Thailand’s holiest Buddha figure also resides inside the Grand Palace complex, in a temple of its own. It is known as the Emerald Buddha (though it is actually made of jade). Photos are not allowed inside Wat Phra Kaew, so we tried our best shot from the doorway… Note that the line here is long, and this is a very sacred place to Thais, so proper dress is required: no knees or shoulders exposed, and flipflops are also not acceptable wear.

Wat Pho

After the wonders of the Grand Palace, we parted ways with the rest of our tour group and struck off in the direction of Wat Pho, the temple that houses the famous reclining Buddha.
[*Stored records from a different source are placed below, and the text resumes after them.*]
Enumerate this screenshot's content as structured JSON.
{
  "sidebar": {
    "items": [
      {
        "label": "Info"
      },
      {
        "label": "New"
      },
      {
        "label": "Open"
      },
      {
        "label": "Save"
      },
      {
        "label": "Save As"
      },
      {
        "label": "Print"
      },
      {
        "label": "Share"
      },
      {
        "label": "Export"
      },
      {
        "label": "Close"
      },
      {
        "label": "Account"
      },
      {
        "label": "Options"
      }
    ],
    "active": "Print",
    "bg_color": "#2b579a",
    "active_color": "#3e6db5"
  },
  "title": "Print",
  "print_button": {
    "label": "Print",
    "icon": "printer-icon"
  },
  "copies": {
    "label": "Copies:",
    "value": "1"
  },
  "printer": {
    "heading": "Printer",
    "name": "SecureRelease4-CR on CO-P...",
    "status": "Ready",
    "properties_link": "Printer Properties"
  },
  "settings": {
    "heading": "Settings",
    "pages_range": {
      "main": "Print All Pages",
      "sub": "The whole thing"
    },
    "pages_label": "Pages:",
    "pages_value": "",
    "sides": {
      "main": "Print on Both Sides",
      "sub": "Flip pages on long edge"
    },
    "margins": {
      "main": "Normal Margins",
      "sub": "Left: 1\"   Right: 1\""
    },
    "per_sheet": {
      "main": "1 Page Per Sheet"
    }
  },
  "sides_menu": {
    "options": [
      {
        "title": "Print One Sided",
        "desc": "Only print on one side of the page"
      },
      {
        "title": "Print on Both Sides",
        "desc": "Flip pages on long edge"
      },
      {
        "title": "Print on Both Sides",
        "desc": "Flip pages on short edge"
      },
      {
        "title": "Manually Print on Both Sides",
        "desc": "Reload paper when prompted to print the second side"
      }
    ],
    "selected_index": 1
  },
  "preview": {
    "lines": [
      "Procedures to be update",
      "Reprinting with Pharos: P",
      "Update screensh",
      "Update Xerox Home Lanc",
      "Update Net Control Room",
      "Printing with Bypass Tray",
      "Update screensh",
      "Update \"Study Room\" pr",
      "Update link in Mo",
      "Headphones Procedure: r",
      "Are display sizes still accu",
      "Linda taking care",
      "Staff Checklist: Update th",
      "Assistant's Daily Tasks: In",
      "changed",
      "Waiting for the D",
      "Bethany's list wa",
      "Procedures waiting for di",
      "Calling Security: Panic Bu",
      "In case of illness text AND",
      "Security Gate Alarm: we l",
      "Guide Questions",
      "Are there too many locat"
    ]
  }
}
Along the way, someone tried to scam us! Luckily, we were forewarned (and in general, very careful about these things). We tried to ask someone for directions to Wat Pho from the Grand Palace. The guy said, “Oh, it’s closed today. I’ll take you to a different Buddha instead!” Um, no, thanks. But, we did feel reassured that we were going the right way. =) The directions are pretty simple, by the way. If you exit from the front, just hang a left and follow the walls. If you exit somewhere nearer the back, just keep left as well until you find signage (of which there are plenty when you get close enough to Wat Pho).

The reclining BuddhaWat Pho has more  (much, much more) to offer than the reclining Buddha, but it’s the first thing you’ve got to see when you go in. No shoes here, as it is disrespectful to point one’s feet toward the Buddha, and with one of this size, it is quite difficult to avoid. So, at the front they have bags you can borrow to throw your shoes in and take with you. Also, there are robes for those less-prepared who wore revealing clothing — kind of gross, because it’s hot and humid and you’re sweating in your robe… which you then take off and hang back on the rack for the next person. Yes, eww. So remember, no shoulders or cleavage or short outfits. Just take a light cardigan with you that you can take off when you’re done with the temples. I also suggest doing as many temples in one day as you can, if you’re worried about your outfits (hence why we did Grand Palace and Wat Pho in the same day). the reclining Buddha

The Buddha is huge! I mean seriously huge. The entire statue is covered in gold. The bottoms of his feet are decorated with mother of pearl depicting various symbols. There are also 108 bronze bowls in which people can drop coins for good fortune. The clattering of coin on bronze accompanies the experience.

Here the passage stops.